If there has been any singular problem I have encountered in my life, it is that I have so many different things I am interested in.
Traveling overseas. Studying all types of history. Studying criminal justice. Honing my photography skills. Writing almost anything. Graphic design.
You name it, I have wanted to try it or expressed some interest in learning about it. Growing up, this insatiable curiosity led me to be willing to try things. I played a few seasons of soccer because I thought I wanted to push myself to play professionally. At some point midway through my last season, I realized that while I enjoyed the game, it wasn’t my passion. That was the first time the idea of following my passion crossed my mind.
Passion is defined as “a very strong feeling of love, hate, anger, enthusiasm, etc.” Much of our worldview and understanding of what growing up looks like is built on the idea that following our passion will lead to success. Students in high school are pushed to pick a path for their four years in college that will support them for the rest of their lives. Students in college are pressured to continue into graduate school despite rising costs that they face in loan debt, textbooks, cost of living, and so on.
It seems as if having a singular passion will lead to success no matter how you frame it. So what is one to do when they find themselves deeply passionate about multiple things?
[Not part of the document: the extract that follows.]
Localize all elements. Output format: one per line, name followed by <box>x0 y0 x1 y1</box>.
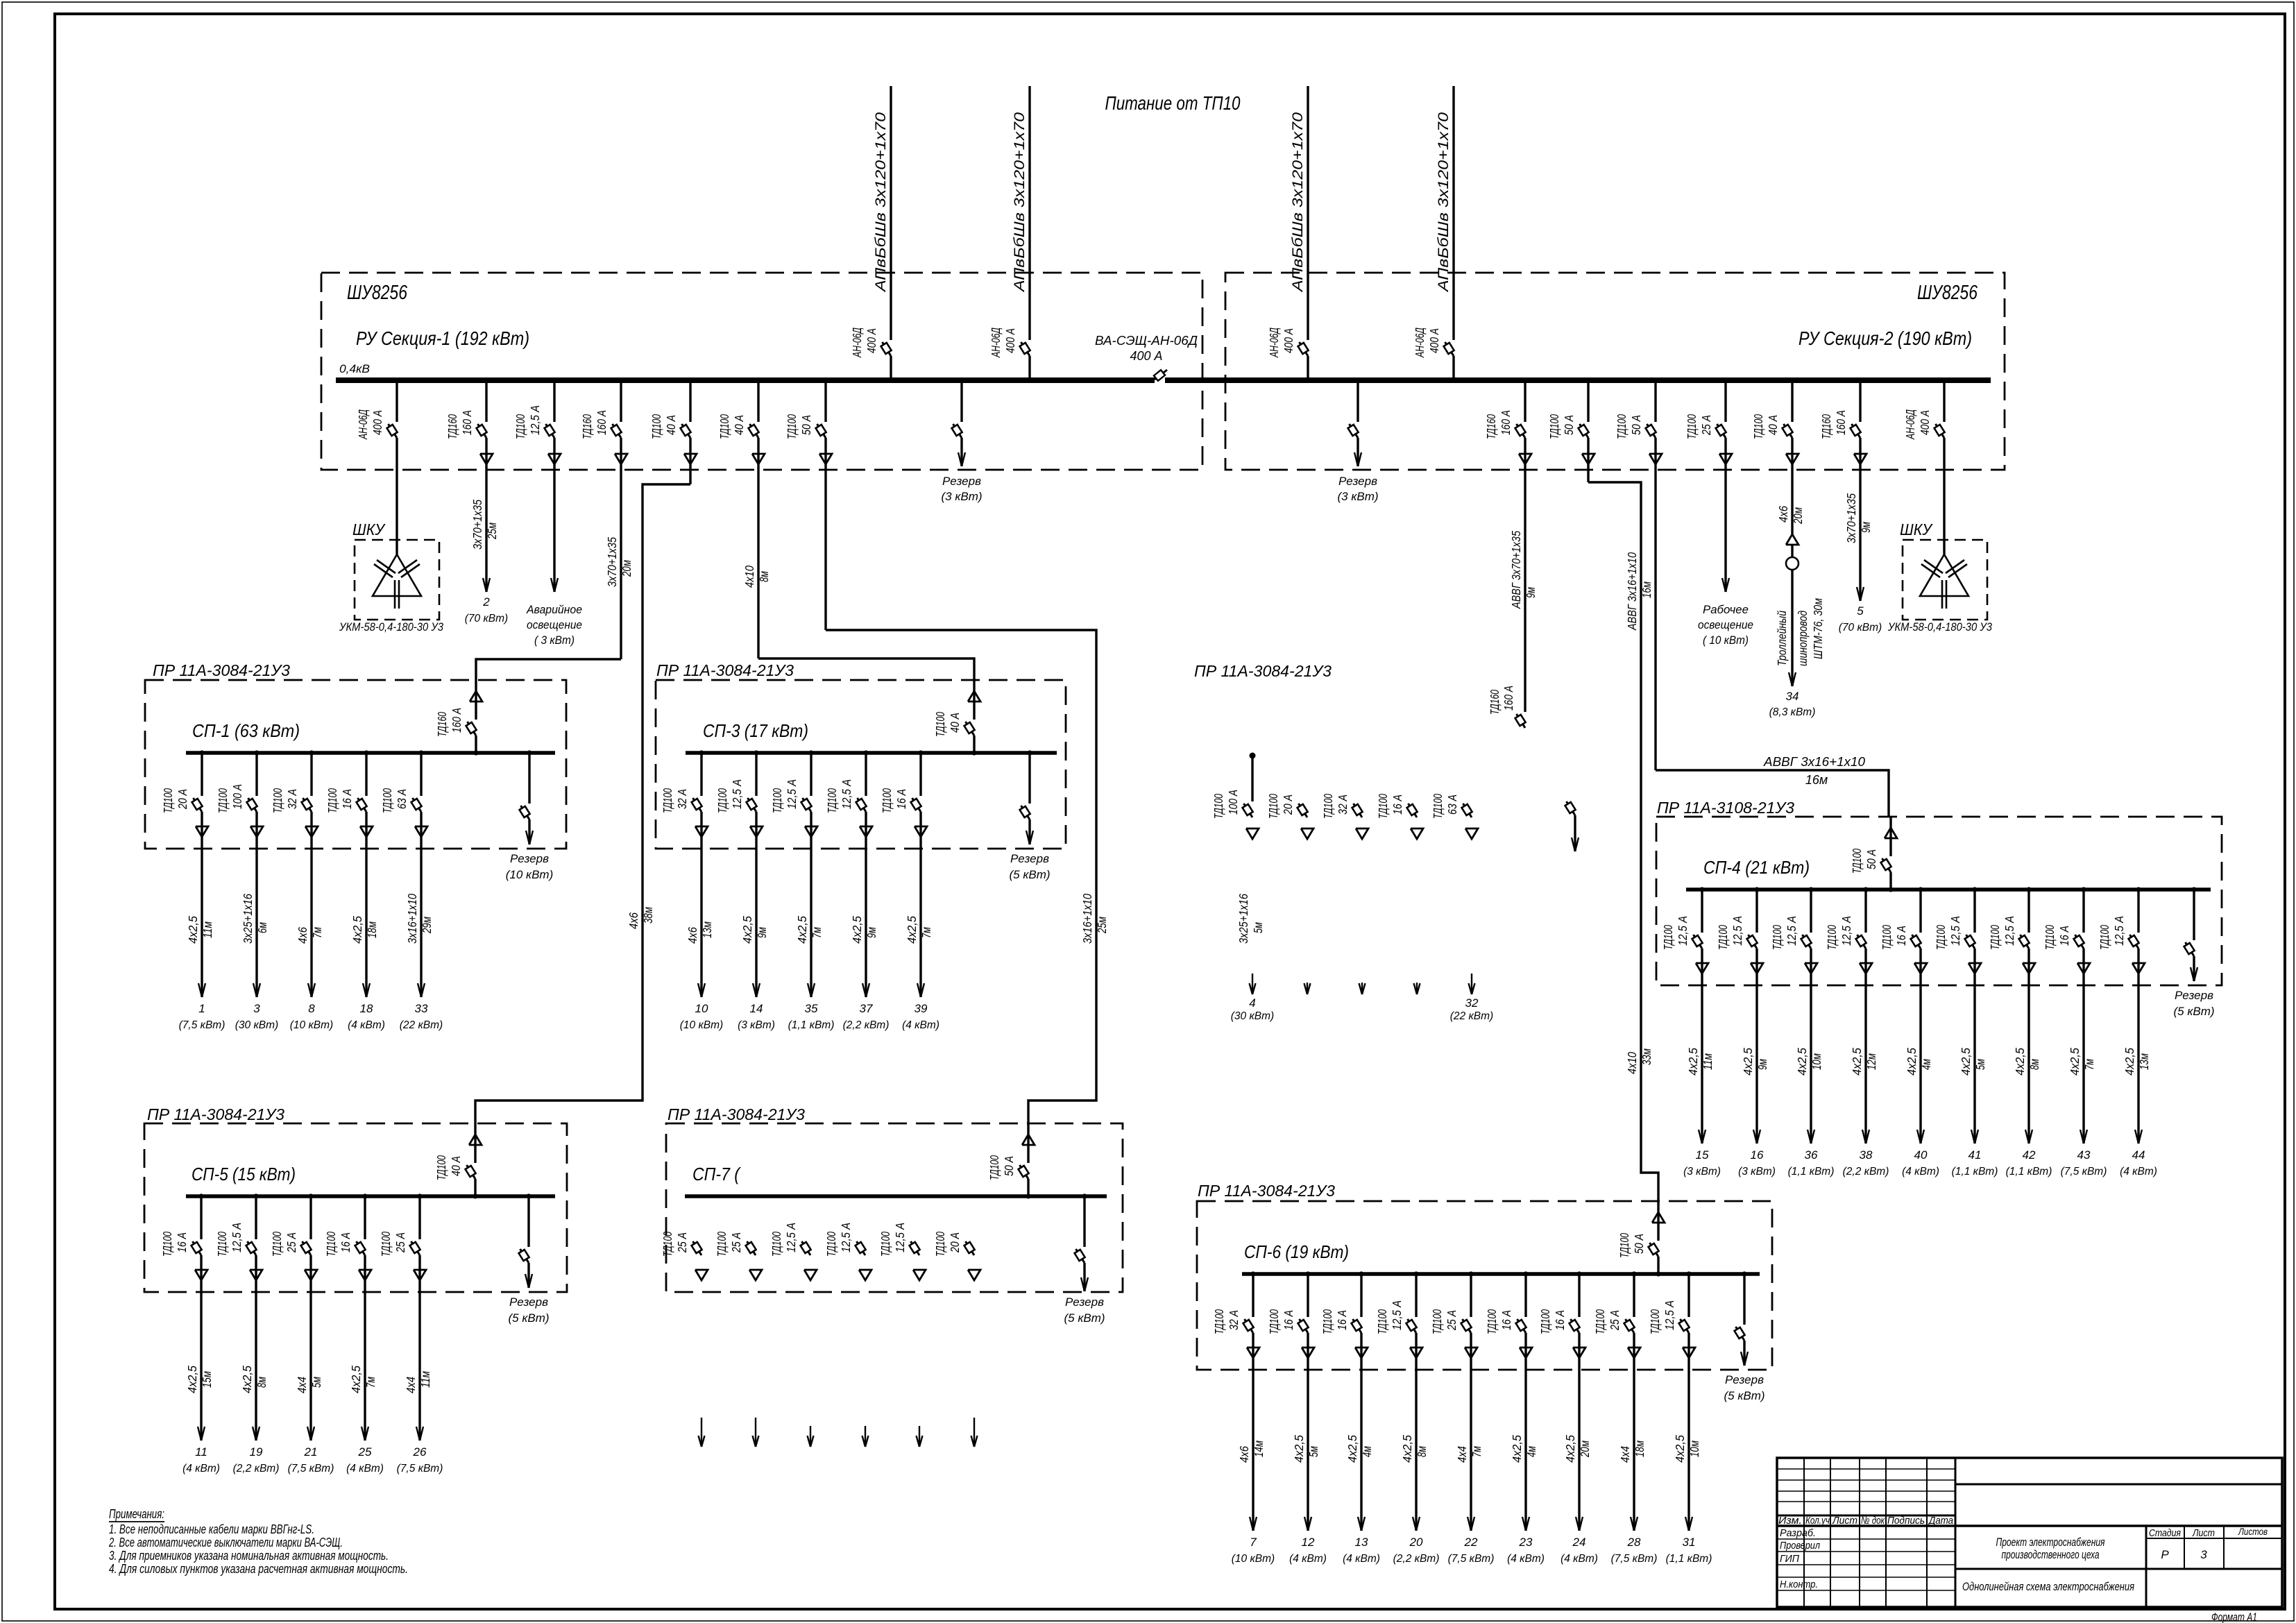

This was my fear, to be stuck in a lane I hated just because of a momentary joy in the subject. Coming out of high school I decided that I wanted to explore fine arts. I liked painting, photography and drawing, and I figured that I could just breeze through that Associates in Fine Arts and be on my way in life.
I could not have been more wrong.
The only class I truly enjoyed during my short tenure in fine arts was Art History because of my love of all things not from my time. Ultimately, I decided to step away roughly a year before I would’ve graduated. The head of the arts program even encouraged me not to quit because I showed some affinity for the subjects and because getting back into school was hard after a break. I thanked him for his concern and took my step back regardless. It was the best choice I could have made for my future.
I worked full time for two years before finally deciding to go back to school. In that time I traveled to six different countries, five of which I visited on a month-long escapade in Europe. Those journeys showed me other cultures and reinforced my love of history, one of the subjects I chose to study in my new college career. The option of a General Studies/Interdisciplinary Degree provided me with the chance to study various interests. Criminal Justice and Literature were two other subjects I chose to focus on in my studies, and each have provided me valuable understandings with how life moves beyond my normal scope of interaction.
What I learned throughout the struggle of finding my passion was that it didn’t have to be singular. I could love a myriad of things and still go to school. I could work different jobs to provide myself the chance to experience a new work place and see what I did and did not like. I began to understand that while loyalty in a field of work is of value, I was also not wholly bound to one thing. When I felt the time was right, I could leave. Or, some cataclysmic event could force me back to my roots and cause the loss of a job I was only in for the money. The money will never satisfy you, that much I know for sure.
So. What do you do when you can’t decide on what you want to do?
You take a deep breath, you test the waters and you don’t fear the possibilities in front of you. When you can’t decide, you simply try.